Light-Dependent A.C. Transport Properties of Zinc Oxide (ZnO)/Reduced Graphene Oxide (rGO) Heterostructure Device: A Signature of Electrical Memory

We report the light-dependent AC transport properties of an ITO/ZnO/rGO/Au heterostructure from impedance spectroscopy measurements carried out at room temperature in the frequency range of 20 Hz to 50 MHz under dark light, white light, and red laser light with variable intensities. It has been observed that impedance is decreased with an increase in illuminating light intensities. The equivalent circuits have been considered for fitting the experimental ac responses that permit the isolation of exact resistance–capacitance (RC) contributions which can be attributed to the interface region. The diameter of the semicircles in Nyquist plots were found to decrease with the increase in illuminated light intensities, indicating transfer of charge carriers at the ITO/ZnO and ZnO/rGO interfaces.

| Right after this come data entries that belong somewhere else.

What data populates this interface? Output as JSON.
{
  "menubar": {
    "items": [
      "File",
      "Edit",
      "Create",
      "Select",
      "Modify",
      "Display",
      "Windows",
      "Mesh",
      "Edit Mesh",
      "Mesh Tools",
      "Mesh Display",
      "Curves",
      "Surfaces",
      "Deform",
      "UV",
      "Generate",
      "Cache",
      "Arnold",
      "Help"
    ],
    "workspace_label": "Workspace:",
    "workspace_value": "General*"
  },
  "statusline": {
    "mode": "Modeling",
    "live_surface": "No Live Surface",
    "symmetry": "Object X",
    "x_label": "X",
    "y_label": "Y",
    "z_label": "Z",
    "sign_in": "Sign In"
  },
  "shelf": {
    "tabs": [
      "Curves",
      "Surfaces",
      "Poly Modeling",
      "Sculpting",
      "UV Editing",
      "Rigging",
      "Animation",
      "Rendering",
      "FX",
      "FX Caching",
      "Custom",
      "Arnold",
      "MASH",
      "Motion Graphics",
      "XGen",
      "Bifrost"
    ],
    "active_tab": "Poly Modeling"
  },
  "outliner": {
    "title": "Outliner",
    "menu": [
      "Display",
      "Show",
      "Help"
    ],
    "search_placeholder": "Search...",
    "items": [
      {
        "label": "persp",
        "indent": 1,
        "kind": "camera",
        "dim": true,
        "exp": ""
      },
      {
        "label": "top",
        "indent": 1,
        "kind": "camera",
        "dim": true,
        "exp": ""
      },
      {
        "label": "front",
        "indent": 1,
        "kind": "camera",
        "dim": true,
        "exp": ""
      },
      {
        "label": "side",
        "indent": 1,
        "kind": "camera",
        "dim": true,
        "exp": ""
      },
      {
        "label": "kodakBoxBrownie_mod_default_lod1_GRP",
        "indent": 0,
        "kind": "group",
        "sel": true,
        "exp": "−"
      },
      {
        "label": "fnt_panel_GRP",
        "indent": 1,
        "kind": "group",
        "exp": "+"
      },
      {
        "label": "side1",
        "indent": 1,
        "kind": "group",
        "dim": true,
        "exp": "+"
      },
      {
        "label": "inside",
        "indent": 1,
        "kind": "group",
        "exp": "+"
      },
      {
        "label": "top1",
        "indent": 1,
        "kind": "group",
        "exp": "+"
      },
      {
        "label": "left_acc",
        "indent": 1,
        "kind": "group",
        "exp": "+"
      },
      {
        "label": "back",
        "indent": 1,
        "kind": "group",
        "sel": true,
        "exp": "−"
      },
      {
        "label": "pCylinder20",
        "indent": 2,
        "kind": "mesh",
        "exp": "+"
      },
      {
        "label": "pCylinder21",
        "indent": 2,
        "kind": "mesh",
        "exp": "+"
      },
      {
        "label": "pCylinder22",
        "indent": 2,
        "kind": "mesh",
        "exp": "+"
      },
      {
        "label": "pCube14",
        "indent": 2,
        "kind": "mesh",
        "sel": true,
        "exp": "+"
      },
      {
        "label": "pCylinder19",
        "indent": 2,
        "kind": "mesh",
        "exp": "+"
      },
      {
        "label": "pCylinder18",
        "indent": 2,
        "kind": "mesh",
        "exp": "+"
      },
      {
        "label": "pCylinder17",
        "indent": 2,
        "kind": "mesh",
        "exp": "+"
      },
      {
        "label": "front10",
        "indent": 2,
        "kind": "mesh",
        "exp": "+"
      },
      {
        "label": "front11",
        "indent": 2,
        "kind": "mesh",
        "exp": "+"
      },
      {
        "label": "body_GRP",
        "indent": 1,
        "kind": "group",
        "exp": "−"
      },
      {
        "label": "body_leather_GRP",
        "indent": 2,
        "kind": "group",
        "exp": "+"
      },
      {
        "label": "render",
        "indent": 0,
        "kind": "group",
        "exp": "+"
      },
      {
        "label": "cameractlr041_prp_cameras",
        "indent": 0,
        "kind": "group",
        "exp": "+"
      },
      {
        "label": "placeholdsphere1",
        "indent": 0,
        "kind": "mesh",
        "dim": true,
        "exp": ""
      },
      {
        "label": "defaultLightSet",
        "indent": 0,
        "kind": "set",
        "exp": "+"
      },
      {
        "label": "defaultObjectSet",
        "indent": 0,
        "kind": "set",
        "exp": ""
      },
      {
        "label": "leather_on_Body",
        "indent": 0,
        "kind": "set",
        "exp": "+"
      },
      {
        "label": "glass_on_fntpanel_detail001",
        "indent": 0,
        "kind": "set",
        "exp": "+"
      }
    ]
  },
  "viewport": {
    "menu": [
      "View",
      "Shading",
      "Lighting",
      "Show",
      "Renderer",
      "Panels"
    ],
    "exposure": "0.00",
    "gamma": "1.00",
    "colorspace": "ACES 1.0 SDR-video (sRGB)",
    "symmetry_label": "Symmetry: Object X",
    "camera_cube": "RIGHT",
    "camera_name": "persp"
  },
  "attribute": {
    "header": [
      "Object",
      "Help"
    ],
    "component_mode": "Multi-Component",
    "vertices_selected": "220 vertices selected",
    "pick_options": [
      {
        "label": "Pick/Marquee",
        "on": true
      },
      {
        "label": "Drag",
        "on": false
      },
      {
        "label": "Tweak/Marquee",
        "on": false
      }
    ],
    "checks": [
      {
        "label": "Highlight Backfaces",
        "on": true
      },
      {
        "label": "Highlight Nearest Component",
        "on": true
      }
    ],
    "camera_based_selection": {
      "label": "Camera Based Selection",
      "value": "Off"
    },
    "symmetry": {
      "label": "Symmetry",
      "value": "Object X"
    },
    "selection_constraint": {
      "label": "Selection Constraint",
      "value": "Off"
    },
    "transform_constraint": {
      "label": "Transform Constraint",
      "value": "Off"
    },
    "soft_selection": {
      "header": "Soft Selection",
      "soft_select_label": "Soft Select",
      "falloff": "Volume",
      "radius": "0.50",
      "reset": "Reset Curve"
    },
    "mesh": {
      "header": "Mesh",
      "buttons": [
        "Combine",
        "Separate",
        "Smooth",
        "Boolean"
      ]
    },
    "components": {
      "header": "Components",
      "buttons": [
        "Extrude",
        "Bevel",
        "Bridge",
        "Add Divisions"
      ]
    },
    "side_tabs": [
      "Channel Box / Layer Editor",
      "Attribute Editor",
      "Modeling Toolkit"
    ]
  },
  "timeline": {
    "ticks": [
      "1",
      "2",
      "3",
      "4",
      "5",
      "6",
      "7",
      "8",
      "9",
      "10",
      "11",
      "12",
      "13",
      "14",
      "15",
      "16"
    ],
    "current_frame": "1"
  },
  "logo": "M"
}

Here, interface resistances and capacitances were found to decrease and increase, respectively, with increases in incident light intensities. I–V measurements of our device have been performed under dark and red laser illumination condition. From the I–V measurements of our device, a photocurrent has been found to be directly proportional to the incident photon energy, and resistive switching behavior was also prominent at a high biasing voltage under illuminated conditions. We have also shown that electrical hysteresis in our device depends on the biasing voltage along with the incident light intensity. We believe such observations of our fabricated device seem to be promising for light energy-dependent photodetectors for multipurpose use.